Style of West African folk wrestling

Lutte Traditionnelle (fr. for Traditional Wrestling) is a style of West African folk wrestling, known as Laamb in Senegal and in the Gambia, Evala in Togo, and KoKowa / Kokawa in Hausa areas of Nigeria and Niger, or simply Lutte Traditionnelle, in Niger and Burkina Faso. International competition takes place during the Jeux de la Francophonie and the newly organised Championship of African Lutte Traditionnelle.

==Variation==
Since the 1950s, a number of West African traditions have been assimilated into Lutte Traditionnelle as it has become a major spectator sport and cultural event. The major variation has become Laamb, or Senegalese Wrestling, which allows punching (frappe), the only of the West African traditions to do so. As a larger confederation and championship around Lutte Traditionnelle have developed since the 1990s, Senegalese fighters now practice both forms, called officially Lutte Traditionnelle sans frappe (for the international version) and Lutte Traditionnelle avec frappe for the striking version.

In Nigeria, and Hausa areas of Niger, Kokawa has become regularised to the West African standard. There the striking component has been hived off to a separate boxing event called Dambe. Both are performed on the same traditional ring, though Dambe has become the preserve of traveling cofraternities of fighters.

==Goal==
Two fighters compete in a circular ring, in more formal events bound by sand bags. Each fighter attempts to eject the other from the ring, though they can win by knocking the other off their feet or onto all fours.

==International organisation==
Lutte Traditionnelle has grown in organisation and popularity throughout much of West Africa since the 1980s. Alongside national championships in many nations, several organisations have organised international tournaments, which in turn have necessitated a harmonisation of rules. International competition takes place during the Jeux de la Francophonie and since 2000, is overseen by a coordinating body which organises the African Championship of lutte traditionnelle.

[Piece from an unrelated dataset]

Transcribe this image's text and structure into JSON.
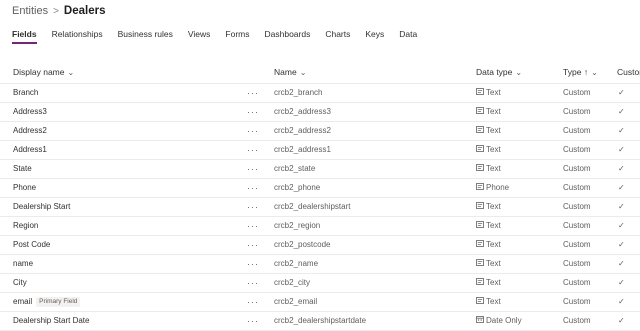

In 2008, the Economic Community of West African States (ECOWAS) organised its first international championship for Lutte Traditionnelle in Dakar, inviting teams from eleven nations: Senegal, Mali, Niger, Nigeria, Burkina Faso, Guinea, Gambia, Guinée Bissau, Togo, Liberia and la Côte d'Ivoire. Nigeria won the competition, marking the first time an Anglophone nation (outside the Gambia) has won a major Lutte tourney.

The Canarian migration route has brought migrant teenagers familiarised with Senegalese, Mali and Mauritanian wrestling into Canarian wrestling, which has similarities and differences with the continental styles.